Por ello señaló que, a pesar de los avances que ha mostrado el combate contra el VIH durante los años, es muy marcada la desigualdad entre las regiones del mundo para enfrentar la enfermedad. Hay países con avances importantes; no obstante, en tres regiones mundiales y 21 países las infecciones aumentaron en 2025, lo cual fue descrito como una “profunda crisis”.
En este sentido, el informe subrayó la caída de 18 por ciento en la financiación internacional para combatir el sida, “el descenso más pronunciado en casi dos décadas”. Hubo menos presupuesto tanto para preservativos como otros servicios y, a su vez, crecieron las leyes que criminalizan las orientaciones sexuales e identidades de género.

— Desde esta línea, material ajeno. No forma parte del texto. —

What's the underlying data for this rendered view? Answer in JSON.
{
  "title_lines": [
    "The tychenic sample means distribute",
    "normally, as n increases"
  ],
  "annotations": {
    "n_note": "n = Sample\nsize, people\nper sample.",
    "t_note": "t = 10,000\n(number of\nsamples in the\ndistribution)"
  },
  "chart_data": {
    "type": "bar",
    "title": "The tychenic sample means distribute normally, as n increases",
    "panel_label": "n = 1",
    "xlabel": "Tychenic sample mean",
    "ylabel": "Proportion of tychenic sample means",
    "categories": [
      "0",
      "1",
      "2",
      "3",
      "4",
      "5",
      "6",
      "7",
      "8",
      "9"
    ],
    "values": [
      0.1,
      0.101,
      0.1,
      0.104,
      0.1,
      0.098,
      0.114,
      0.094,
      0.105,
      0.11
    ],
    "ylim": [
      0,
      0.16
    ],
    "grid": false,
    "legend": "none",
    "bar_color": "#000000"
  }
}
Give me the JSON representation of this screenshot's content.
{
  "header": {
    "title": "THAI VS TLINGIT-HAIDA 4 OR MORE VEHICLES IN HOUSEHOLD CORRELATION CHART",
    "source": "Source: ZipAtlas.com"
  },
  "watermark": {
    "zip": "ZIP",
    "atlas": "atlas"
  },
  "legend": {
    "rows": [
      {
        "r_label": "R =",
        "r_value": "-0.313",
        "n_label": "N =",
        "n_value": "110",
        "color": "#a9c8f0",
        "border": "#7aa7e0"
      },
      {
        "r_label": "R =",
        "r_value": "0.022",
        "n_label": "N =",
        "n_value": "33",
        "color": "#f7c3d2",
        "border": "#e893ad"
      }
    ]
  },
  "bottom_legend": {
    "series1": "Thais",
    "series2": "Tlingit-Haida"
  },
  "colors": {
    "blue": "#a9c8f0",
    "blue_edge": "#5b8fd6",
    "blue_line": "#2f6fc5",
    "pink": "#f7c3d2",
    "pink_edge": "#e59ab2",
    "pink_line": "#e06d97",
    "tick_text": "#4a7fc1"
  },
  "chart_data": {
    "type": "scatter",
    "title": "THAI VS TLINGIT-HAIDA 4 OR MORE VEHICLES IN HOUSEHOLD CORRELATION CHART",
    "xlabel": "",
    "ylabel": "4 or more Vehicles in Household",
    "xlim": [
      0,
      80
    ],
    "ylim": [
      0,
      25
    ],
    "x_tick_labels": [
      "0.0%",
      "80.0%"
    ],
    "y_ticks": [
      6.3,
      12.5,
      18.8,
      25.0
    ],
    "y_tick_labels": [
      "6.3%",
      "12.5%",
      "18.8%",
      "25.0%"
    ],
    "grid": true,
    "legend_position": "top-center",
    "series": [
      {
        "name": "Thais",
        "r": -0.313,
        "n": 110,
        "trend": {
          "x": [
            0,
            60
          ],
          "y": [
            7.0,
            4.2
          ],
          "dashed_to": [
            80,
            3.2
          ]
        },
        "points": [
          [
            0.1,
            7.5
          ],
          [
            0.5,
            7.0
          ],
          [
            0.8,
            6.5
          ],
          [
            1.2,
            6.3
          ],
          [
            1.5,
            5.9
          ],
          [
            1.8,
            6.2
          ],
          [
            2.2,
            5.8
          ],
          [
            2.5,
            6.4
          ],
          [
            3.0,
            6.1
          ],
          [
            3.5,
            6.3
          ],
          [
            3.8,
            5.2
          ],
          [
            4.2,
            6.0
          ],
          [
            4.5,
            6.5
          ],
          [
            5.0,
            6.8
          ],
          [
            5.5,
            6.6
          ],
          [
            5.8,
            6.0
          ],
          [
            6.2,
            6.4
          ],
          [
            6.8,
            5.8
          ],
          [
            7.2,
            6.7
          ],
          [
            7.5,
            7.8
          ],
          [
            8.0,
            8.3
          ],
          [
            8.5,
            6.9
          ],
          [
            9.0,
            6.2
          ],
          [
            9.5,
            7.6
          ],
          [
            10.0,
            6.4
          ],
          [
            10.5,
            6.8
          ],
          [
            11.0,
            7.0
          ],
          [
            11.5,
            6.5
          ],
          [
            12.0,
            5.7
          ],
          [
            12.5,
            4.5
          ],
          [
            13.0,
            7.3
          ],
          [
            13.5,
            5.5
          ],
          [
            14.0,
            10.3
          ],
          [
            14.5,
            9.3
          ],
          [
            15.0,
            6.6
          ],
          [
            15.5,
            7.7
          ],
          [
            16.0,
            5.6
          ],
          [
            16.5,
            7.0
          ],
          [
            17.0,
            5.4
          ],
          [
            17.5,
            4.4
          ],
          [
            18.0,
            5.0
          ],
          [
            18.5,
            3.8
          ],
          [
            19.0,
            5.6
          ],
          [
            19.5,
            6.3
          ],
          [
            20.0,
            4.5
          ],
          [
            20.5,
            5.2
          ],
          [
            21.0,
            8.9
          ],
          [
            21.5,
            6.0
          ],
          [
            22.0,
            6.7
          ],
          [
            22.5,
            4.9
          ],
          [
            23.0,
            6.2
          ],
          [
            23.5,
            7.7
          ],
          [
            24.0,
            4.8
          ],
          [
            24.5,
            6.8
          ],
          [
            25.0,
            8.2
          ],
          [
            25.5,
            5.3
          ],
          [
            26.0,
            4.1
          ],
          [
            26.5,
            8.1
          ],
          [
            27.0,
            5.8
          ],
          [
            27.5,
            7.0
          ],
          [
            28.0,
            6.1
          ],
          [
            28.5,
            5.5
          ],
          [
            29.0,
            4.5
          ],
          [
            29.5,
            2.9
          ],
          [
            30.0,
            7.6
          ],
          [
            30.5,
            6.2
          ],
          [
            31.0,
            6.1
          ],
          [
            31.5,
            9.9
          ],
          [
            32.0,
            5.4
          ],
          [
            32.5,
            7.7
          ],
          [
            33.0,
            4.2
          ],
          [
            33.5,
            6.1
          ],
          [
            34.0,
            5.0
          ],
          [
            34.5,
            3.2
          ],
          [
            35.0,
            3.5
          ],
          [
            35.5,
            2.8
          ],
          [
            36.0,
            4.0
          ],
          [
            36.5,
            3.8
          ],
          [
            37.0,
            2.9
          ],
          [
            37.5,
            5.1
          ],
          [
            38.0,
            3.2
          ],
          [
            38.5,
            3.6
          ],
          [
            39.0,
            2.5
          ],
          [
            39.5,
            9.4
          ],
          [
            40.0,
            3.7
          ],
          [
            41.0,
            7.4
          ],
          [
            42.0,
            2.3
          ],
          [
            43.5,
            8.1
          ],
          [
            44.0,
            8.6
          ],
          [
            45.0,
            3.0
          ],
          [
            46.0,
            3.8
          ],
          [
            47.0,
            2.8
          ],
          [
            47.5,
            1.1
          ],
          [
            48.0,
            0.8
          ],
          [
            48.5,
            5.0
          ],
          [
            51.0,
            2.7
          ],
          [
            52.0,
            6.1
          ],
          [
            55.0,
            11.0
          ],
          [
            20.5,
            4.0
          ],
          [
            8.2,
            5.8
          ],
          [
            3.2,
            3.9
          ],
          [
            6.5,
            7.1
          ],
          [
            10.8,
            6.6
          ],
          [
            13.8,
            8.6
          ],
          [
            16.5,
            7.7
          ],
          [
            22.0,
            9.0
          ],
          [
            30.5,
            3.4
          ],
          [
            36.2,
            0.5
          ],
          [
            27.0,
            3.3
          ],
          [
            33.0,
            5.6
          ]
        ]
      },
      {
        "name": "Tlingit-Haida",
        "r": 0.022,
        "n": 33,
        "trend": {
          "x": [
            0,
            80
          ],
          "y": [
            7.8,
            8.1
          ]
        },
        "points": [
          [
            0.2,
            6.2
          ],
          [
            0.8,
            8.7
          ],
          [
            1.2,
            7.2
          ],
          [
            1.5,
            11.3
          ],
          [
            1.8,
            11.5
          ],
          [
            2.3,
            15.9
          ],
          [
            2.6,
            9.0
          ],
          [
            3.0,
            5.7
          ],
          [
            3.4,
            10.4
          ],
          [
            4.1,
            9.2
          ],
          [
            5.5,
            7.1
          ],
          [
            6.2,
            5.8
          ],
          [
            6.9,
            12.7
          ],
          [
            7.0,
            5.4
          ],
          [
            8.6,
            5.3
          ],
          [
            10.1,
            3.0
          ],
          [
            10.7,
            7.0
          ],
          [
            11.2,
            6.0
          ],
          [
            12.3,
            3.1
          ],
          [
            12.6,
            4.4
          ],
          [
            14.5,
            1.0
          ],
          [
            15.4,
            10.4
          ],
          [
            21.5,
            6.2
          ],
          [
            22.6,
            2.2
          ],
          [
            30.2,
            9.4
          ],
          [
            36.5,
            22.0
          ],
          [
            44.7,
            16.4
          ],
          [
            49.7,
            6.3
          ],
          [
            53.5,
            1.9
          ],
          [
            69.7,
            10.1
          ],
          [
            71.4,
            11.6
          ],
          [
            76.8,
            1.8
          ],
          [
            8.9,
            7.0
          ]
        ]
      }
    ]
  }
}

“Un estudio realizado en 47 países documentó fuertes reducciones en los programas de prevención, así como en la atención destinada a hombres que tienen relaciones sexuales con hombres, trabajadoras sexuales y supervivientes de violencia de género”, lamentó ONUSIDA.
Y si bien el organismo especializado se esperanza en la innovación tecnológica para la prevención del VIH –como la inyección bianual de lenacapavir–, también alertó que los avances tendrán mayor impacto cuando lleguen a más personas por precios asequibles. “Se estima que 20 millones de personas necesitan acceder a tratamientos preventivos basados en antirretrovirales para cambiar el rumbo de la epidemia”.
Para Winnie Byanyima, directora ejecutiva de ONUSIDA, combatir esta enfermedad se centra no en el desarrollo de nuevos medicamentos, sino en que lleguen a las personas que lo padecen. “La innovación sin acceso no es innovación, es injusticia”.
El objetivo del organismo internacional para poner fin al sida como amenaza para la salud pública de aquí al 2030 todavía es alcanzable. Con la nueva Declaración Política sobre el VIH y el Sida, pueden ser evitadas 3.2 millones de nuevas infecciones, así como 1.3 millones de muertes.